Inıtial microscopic evaluation of the case after first operation. (A) Moderately cellular tumor composed of monomorphic cells with round to oval nuclei containing “salt and pepper” pattern of chromatin. Radially arranged ependymal cell processes become thinner toward the vascular wall leaving an acellular zone around the blood vessel, called “perivascular pseudorosette,” a key histologic feature for ependymoma (hematoxylin and eosin [H&E] ×100). After the second operation (B) abundant endothelial proliferation, microvascular proliferation, hypercellularity with nuclear hyperchromasia, pleomorphism, numerous mitoses, and pseudopalisading necrosis warrants a diagnosis of anaplastic ependymoma when seen throughout the lesion (H&E ×200). Moreover (C), focus of coagulative necrosis, nuclear pseudopalisading was prominent around the necrotic areas, tumor cells oriented closer to viable areas emphasizing anaplastic changes (H&E ×200). Ki-67 immunolabeling index is an independent prognostic factor and accurate predictor of outcome in patients with intracranial ependymoma (D). The index was 10% in the first operation that increased to 35% for our case in this image (Ki-67 ×200).Malignant Transformation of Grade II Ependymoma in a 2-Year-Old Child: Case Report.
Sarıkafa Ş, Çelik SE, Yarikkaya E, Sayılgan A - Journal of neurological surgery reports (2015). Not Altered. CC.

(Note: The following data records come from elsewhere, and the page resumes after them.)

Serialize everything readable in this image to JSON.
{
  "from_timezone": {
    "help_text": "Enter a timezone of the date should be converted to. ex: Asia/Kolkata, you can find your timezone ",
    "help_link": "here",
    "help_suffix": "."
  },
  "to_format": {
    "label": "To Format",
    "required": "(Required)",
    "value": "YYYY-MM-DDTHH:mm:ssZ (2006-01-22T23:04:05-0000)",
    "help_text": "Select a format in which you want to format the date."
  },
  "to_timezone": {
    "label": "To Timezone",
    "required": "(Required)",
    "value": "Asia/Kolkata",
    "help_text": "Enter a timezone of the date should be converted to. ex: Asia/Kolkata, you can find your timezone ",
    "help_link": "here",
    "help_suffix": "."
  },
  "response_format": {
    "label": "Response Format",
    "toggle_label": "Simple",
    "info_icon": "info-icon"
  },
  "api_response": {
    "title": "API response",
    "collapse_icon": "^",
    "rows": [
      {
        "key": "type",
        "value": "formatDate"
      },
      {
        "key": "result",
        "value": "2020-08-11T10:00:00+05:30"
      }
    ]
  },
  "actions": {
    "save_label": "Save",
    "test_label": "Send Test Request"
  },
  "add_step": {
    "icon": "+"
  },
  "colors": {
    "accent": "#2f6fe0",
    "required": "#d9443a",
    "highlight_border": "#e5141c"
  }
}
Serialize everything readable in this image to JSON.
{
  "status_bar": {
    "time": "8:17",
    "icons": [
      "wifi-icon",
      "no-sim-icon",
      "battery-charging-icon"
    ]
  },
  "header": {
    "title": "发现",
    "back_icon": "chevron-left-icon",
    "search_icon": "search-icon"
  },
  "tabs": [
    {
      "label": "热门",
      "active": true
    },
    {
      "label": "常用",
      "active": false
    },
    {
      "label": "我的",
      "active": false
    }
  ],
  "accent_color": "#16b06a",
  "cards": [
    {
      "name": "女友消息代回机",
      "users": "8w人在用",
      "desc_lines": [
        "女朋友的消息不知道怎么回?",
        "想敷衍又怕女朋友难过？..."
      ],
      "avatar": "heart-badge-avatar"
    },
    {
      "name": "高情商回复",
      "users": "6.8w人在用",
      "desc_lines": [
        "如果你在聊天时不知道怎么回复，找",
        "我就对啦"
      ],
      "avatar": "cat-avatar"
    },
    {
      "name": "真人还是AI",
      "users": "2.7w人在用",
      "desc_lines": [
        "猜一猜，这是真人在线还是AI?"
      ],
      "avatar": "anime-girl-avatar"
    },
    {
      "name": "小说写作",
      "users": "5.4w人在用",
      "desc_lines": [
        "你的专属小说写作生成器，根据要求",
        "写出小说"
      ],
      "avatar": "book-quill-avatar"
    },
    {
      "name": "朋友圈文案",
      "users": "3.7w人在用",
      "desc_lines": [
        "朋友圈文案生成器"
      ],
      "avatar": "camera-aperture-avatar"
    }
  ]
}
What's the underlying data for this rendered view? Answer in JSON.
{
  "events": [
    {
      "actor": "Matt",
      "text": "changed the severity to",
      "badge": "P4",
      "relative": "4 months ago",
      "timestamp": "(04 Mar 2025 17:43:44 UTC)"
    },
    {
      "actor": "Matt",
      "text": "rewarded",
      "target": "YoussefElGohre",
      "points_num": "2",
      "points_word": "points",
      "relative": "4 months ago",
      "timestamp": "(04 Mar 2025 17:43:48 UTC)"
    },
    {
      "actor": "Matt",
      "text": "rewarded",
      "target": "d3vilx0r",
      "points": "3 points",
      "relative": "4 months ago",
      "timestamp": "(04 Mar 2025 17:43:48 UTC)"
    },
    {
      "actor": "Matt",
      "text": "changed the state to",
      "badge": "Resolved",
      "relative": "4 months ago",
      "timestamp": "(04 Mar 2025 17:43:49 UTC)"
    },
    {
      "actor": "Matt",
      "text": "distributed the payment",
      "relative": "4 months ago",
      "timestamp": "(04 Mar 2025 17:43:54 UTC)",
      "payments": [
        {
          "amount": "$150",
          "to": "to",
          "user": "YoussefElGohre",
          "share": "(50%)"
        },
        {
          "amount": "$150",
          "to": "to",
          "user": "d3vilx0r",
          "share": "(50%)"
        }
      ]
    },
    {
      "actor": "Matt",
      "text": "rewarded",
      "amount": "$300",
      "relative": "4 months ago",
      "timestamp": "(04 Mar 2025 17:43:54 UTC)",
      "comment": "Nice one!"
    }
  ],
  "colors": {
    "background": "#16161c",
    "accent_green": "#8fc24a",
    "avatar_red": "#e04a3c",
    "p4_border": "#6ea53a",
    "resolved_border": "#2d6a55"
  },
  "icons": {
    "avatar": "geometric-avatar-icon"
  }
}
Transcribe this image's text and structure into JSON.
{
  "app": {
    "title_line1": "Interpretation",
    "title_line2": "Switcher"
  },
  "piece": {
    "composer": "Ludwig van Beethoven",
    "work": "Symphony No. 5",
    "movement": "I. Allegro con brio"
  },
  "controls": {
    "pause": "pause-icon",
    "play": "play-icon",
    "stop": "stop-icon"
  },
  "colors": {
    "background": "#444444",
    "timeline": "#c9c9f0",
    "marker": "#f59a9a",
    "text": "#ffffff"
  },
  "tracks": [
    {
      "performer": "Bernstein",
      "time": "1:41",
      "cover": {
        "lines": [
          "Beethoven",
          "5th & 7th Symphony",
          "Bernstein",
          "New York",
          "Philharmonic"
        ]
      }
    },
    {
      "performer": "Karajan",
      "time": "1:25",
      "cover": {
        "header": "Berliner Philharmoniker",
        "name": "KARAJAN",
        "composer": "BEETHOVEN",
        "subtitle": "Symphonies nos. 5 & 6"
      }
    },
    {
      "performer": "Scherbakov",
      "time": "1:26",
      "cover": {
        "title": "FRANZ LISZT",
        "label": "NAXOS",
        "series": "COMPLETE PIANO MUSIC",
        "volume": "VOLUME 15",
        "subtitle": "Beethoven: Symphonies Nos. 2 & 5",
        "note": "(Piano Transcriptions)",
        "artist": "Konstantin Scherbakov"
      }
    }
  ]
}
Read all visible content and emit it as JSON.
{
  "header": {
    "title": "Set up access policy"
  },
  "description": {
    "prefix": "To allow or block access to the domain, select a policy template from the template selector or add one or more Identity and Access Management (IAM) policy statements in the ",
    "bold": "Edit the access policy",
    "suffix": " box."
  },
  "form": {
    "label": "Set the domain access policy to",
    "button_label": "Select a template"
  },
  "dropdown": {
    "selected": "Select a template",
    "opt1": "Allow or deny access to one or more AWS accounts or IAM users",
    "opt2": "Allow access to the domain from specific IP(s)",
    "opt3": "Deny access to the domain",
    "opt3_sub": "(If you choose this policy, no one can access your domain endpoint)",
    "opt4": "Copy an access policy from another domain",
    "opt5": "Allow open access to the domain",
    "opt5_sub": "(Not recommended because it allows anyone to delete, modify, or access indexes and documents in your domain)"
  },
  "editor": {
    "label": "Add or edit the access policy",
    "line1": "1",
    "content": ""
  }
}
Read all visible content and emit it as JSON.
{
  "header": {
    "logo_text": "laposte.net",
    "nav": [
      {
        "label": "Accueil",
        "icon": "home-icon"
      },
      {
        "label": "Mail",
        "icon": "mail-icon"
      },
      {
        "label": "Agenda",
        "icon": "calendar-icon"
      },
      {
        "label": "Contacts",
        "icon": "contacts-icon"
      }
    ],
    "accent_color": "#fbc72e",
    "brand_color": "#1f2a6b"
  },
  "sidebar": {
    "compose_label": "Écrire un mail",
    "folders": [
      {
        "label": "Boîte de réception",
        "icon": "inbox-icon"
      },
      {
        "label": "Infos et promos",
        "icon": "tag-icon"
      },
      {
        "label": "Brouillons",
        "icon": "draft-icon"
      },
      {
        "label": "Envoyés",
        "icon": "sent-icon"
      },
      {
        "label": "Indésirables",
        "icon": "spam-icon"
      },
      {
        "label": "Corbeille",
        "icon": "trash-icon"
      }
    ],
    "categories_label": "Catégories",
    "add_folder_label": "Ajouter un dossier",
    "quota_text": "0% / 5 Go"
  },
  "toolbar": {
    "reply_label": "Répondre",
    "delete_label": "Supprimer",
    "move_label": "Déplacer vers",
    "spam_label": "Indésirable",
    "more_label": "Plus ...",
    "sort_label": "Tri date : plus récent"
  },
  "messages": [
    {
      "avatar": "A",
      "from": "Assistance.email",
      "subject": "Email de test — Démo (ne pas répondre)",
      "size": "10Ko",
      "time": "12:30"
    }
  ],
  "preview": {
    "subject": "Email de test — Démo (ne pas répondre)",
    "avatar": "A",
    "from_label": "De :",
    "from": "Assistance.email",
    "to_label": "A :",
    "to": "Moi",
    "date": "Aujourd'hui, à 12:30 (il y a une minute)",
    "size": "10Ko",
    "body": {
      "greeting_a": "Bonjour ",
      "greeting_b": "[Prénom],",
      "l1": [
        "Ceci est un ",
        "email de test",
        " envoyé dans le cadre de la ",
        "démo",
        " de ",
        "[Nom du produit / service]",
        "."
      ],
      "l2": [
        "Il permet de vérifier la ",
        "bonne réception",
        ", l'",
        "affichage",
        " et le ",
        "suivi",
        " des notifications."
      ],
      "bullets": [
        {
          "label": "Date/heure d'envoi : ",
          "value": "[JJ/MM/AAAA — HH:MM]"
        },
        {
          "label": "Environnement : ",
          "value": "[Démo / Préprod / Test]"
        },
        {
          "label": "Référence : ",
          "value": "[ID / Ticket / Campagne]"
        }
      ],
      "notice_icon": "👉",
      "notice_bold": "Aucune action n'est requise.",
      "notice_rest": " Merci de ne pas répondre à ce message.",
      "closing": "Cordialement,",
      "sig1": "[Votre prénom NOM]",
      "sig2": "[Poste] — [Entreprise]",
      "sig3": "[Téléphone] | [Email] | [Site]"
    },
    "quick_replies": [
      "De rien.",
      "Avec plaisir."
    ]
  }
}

Ependymomas are a very rare type of tumor that start in the brain or spinal cord. Ependymomas may occur in both children and adults.
What is the Pathology of Ependymomas?
Etiology: The cause of ependymomas is unknown.
Genes involved: Unknown. Increased risk with NF2.
Pathogenesis: Clonal expansion.
Histology: The histology associated with ependymomas shows well circumscribed tumors of 3 major types which include cellular (with clear cell and papillary), myxopapillary, and tanycytic.
How do Ependymomas Present?
Patients with ependymomas are typically males. Symptoms occur more commonly before 40 years of age. The symptoms, features, and clinical findings associated with Ependymomas include headaches, vomiting, dizziness, and seizures.
How is Ependymoma Diagnosed?
Ependymoma is diagnosed by neurological exam, imaging, and biopsy.
How is Ependymoma Treated?
Ependymomas are treated with surgical resection. Radiosurgery or chemotherapy may also be considered.
What is the Prognosis of Ependymomas?
The prognosis of ependymoma is fair.